Prague - Some people with a dubious past such as nominated health minister Svatopluk Nemecek (Social Democrats, CSSD) are heading for the new Czech coalition government, daily Mlada fronta Dnes (MfD) writes today.
Zleva předseda hnutí ANO Andrej Babiš, předseda ČSSD Bohuslav Sobotka a předseda KDU-ČSL Pavel Bělobrádek. ČTK Vondrouš Roman
Nemecek will occupy the post at the moment the European Commission released a comprehensive study focusing on corruption in EU member countries.
In the Czech Republic, it warns of the purchases of overpriced health equipment, often with a direct involvement of politicians, MfD writes.
This is Nemecek's case, too. The EC study described the specific overpriced purchases in the Czech Republic such as that of the "most expensive gamma knife in the world" by the prominent Na Homolce hospital in Prague, it adds.
A second, similar instrument was bought by Nemecek's Teaching Hospital in Ostrava, north Moravia, MfD writes.
It cost 200 million crowns, twice as much as in the neighbouring countries, it adds.
Nemecek is a long-standing head of the Ostrava hospital.
Besides, it was not the only equipment the hospital bought at an inflated price, MfD writes.
However, Nemecek himself says the purchase of CyberKnife was in order.
"We have the figures proving that we saved a great deal of money in the health system," Nemecek is quoted as saying.
The government will be joined by another minister with a dubious past, Petr Krcal, who will be in charge of labour and social affairs, MfD writes.
Krcal joined the Communist Party of Czechoslovakia (KSC) briefly before the fall of the totalitarian regime in November 1989, it adds.
He claims he did so over his work with the youth, MfD writes.
However, his official CV does not include a word about it, it adds.
Besides, Krcal worked as an aide at the Defence Ministry in the mid-2000s, MfD writes.
This means that he was there when the overpriced deal for the Austrian-made Pandur armoured personnel carriers was approved, it adds.
Moreover, future transport minister Antonin Prachar, nominated by food and media tycoon Andrej Babis's ANO, is a co-owner of the Omega servis transport company, MfD writes.
Due to this, he is facing a conflict of interests, it adds.
However, this is faced by businessman Babis himself. Babis will become the finance minister in the coalition government in the making.
It is to be formed by the Social Democrats, ANO and the Christian Democrats (KDU-CSL).
Prachar owns one-fifth of Omega servis that deals in the transportation of hazardous substances.
"I am doing the most to settle my property affairs as soon as possible," Prachar told the paper.
Upon taking office, Prachar will decide on whether to increase the toll on motorways that will also afflict his firm.
He will also face the dilemma of whether to introduce fees for lorries and buses also on all the first category roads, under a scheme suggested by the outgoing Jiri Rusnok caretaker government in December.

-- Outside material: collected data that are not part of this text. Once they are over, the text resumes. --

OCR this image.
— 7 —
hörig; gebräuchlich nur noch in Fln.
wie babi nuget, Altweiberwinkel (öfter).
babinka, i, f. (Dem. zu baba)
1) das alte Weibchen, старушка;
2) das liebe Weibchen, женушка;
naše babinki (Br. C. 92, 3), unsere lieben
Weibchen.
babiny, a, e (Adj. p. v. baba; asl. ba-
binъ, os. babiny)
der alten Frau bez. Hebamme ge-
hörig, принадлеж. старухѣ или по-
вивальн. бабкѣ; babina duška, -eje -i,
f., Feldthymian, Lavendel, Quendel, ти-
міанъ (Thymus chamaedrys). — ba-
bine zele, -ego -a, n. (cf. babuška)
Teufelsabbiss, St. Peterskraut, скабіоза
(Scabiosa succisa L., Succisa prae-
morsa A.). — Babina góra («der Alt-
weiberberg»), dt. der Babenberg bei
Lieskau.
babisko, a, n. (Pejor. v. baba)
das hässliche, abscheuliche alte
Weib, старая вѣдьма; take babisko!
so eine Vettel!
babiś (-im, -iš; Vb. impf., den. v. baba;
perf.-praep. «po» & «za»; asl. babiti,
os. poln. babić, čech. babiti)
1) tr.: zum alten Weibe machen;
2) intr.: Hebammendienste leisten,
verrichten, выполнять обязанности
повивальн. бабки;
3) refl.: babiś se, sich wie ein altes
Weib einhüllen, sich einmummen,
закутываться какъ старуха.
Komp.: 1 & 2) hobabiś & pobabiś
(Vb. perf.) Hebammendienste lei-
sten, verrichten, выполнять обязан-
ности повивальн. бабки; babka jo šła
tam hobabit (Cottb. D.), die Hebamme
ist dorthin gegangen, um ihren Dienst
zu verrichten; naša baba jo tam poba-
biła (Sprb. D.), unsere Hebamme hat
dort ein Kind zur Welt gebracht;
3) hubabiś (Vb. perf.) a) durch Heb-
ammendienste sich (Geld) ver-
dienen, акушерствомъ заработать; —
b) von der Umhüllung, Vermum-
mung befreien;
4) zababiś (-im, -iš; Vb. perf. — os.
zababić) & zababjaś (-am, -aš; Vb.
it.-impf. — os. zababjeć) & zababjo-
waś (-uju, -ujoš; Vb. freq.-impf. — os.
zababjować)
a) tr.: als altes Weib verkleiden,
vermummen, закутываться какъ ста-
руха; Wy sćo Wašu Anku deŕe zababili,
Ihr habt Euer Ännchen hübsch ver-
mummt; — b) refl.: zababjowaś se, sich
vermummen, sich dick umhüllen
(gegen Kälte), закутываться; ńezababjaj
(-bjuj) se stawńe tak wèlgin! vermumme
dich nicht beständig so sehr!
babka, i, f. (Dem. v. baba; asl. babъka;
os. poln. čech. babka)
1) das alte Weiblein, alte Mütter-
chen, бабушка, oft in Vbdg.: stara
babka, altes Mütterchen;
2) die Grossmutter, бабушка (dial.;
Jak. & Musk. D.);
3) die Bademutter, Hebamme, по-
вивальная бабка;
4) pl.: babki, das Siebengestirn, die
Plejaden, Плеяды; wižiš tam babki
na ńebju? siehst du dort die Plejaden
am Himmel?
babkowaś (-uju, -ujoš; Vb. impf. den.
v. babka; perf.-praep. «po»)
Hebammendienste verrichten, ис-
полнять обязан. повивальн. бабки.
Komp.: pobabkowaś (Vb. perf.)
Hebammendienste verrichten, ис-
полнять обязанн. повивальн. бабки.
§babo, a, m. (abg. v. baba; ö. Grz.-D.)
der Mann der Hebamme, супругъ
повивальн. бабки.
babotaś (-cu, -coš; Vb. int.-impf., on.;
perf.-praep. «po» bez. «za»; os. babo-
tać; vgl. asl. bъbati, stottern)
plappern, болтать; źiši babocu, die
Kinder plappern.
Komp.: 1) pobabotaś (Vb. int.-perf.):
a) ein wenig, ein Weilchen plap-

Daily Pravo writes that Czech environmentalists are resolutely opposed to Richard Brabec (ANO) becoming environment minister.
Due to Brabec's chemical and forestry businesses, this is a tremendous conflict of interests, Jan Pinos, spokesman for the Friends of the Earth environmental group, said.
"If Brabec had some sound judgement, as a former director of two chemical works and a lobbyist in the Confederation of Industry he would certainly not accept such a post," Jan Rovensky, head of the Czech Greenpeace energy campaign, is quoted as saying.